十和田の火山灰地で窒素やリン酸、カリなどを足さないと作物が全く育たない土地も、豆科の作物の後に雑穀を植えると窒素が豊富な土になります。また、馬の堆肥を少し入れるとヒエがたくさん実ります。昔から続いた輪作の知恵は、実はとても理にかなったものでした。

目次へ移動 近代農業と農薬

高村さんは当初から雑穀農家ではなく、しばらくは野菜農家でした。「私は親の生活をよく見て育ちました。食事はヒエ飯と干し菜汁と塩魚がちょっと。ヒエが入るとご飯が真っ黒く見えます。昔のヒエは蒸して太陽に干していたから黒ーくなるんですよ。私は貧しい生活だと思って否定しておったんです」

一時は芸術家を夢見ていた高村さんは「美術の学校へ行きたい」と家族に打ち明けますが、農家の長男は後を継ぐことが当然の時代。高村さんは県立浄法寺営農高等学園へ進学します。

印象派が好きという高村さん。昔ながらの農村風景「ヒエ島」は、モネの積みわらを思い出します/写真提供:高村英世

ヒエ島ヒエ島は、縄文時代晩期(蝦夷<えみし>の時代)から行われてきたヒエの自然乾燥法。実を日に当てないよう茎の中に織り込んであります。茎や葉の養分が実に集まり、栄養価も糖度も増していきます

農業学校で学んだのは機械を導入し、化学肥料と農薬を使って効率的に収量を上げ、売り上げアップを目指すいわゆる近代農業。高村さんは学校で教わった農法での野菜生産に心血を注ぐようになります。

ところがそうした生活を20年以上続けた1987年のこと。高村さんは、農薬散布の影響と思われる症状が肝臓に深刻に現れ、倒れてしまったのです。

「農薬をやめたいと思ったのですがやめられない。虫が野菜を食ってしまうから。ピカピカの野菜でないと市場では売れないんです。挑戦してみてもなかなか農薬から離れられない時代でした」

目次へ移動 再び訪れた雑穀との縁

耐性ができた虫にはより多くの農薬が必要です。体調が思わしくない高村さんにとっては悪循環が続きました。健康を立て直し、一家を支えるためには、何とか別のやり方を模索しなければなりませんでした。方向性に悩んでいた高村さんの前に改めて現れたのが地元の雑穀でした。

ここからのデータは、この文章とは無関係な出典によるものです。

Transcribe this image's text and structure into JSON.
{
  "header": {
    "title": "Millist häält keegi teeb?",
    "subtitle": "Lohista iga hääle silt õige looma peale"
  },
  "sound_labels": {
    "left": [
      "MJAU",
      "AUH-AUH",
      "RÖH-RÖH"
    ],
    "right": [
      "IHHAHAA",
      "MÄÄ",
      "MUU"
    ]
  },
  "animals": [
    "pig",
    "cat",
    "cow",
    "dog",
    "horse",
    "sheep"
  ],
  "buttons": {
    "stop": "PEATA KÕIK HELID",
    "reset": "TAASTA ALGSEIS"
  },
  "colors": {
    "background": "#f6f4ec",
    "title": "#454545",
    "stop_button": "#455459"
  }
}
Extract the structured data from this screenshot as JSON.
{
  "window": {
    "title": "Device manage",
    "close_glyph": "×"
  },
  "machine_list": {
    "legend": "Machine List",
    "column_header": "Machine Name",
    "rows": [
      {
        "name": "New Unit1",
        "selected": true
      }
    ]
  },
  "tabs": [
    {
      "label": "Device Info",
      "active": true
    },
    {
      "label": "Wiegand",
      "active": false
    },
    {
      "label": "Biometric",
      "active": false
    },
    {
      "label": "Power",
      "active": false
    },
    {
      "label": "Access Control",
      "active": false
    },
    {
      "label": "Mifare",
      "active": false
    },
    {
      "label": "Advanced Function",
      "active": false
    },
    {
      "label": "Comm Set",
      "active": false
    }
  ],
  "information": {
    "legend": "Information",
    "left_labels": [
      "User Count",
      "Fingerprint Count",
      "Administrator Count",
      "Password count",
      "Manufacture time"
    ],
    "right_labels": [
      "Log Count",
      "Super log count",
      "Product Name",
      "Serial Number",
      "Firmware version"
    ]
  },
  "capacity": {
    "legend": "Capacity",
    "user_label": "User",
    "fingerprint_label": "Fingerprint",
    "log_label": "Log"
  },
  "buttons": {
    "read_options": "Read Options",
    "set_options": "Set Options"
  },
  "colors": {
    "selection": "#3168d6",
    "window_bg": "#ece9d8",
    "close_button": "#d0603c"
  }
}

秋になると直売所に「イナキミ」と呼ばれるキビが並びます。中山間地では、おばあさんたちが昔から変わらない堆肥を使った農法でキビを育てていました。それほど気にも留めていなかったキビが、実は古米に混ぜて炊くと新米のようにおいしくなるし、体にも良い、非常にパワーのある食材であることを知るのです。

キビ畑/写真提供:高村英世

1993年、地域おこしの一環として雑穀を使った伝統料理の勉強会が行政と市民の協働事業としてスタートすることを聞き、高村さんは民子さんに参加するように促します。3年後、事業の終了年に高村さんが一念発起して立ち上げたのが伊加古五穀の会でした。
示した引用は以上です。